In April 2021 the Science Museum Group announced that it is targeting to achieve overall Net Zero / Carbon Neutrality by 2033. The Science and Innovation Park hosts one of the UK's largest solar farms, completed in 2016, which is capable of generating close to 50GWh of energy per year, three times more than that consumed by the Science Museum Group as a whole.

The Park contains large open grasslands and 30 hectares of native woodlands. More than a hundred bird and bat boxes together with log piles, hibernacula, beehives, and species-rich grassland provide habitats and homes for reptiles, insects and other wildlife. In a further commitment to biodiversity, 1,000 native trees will be planted annually throughout the 2020s, joining 49,000 trees already planted by the Science Museum Group at the site.

Staff offices at the site benefit from solar hot water, while green-roofed bike racks provide space for insects and plants as well as bicycle storage. Dedicated electric car charging points encourage more sustainable transport methods, complementing electric vehicles already in use at the Science and Innovation Park. Recycled plastic road materials provide sustainable surfaces for access roads and the service yard, aiding drainage and reducing carbon emissions. Hemp and lime have been combined to create a low-energy, humidity-controlled Hempcrete store providing a carefully managed space for some of the most vulnerable objects in the collection.

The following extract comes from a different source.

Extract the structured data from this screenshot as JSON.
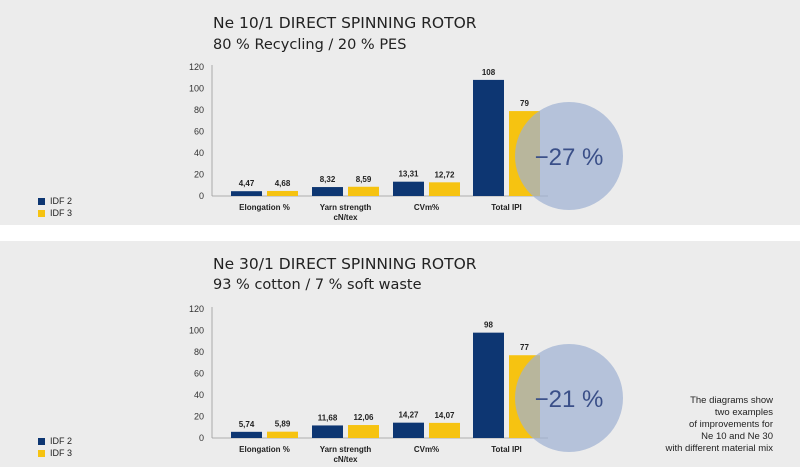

The new collections management facility is the Science Museum Group’s most energy efficient building yet, with sector-leading innovations in low energy intensity collections care. A 'fabric first' design approach maximised the performance of the facility’s building materials to improve energy efficiency while reducing energy needs, operational costs and carbon emissions. The sustainable choice of a highly insulated and airtight facility allows the environmental conditions needed for the collection to be maintained with minimal energy use. Solar photovoltaic panels on the roof meet part of the site’s electricity needs, with biomass boilers providing heating for dehumidification. Limiting access points to the building, the inclusion of a loading bay airlock and the use of intelligent LED lighting all further reduce the facility’s energy demands.

Rainwater at the facility is captured to create a large wetland area encircled by Clout's Wood, a Site of Special Scientific Interest.

=== Other activities at the site ===
The Science and Innovation Park is regularly used for research and development, films and television, storage for other culture sector partners and testing of equipment for new technology and energy projects.

Inserts for the television series The Grand Tour were filmed on the site's former airfield roads from 2016 to 2019.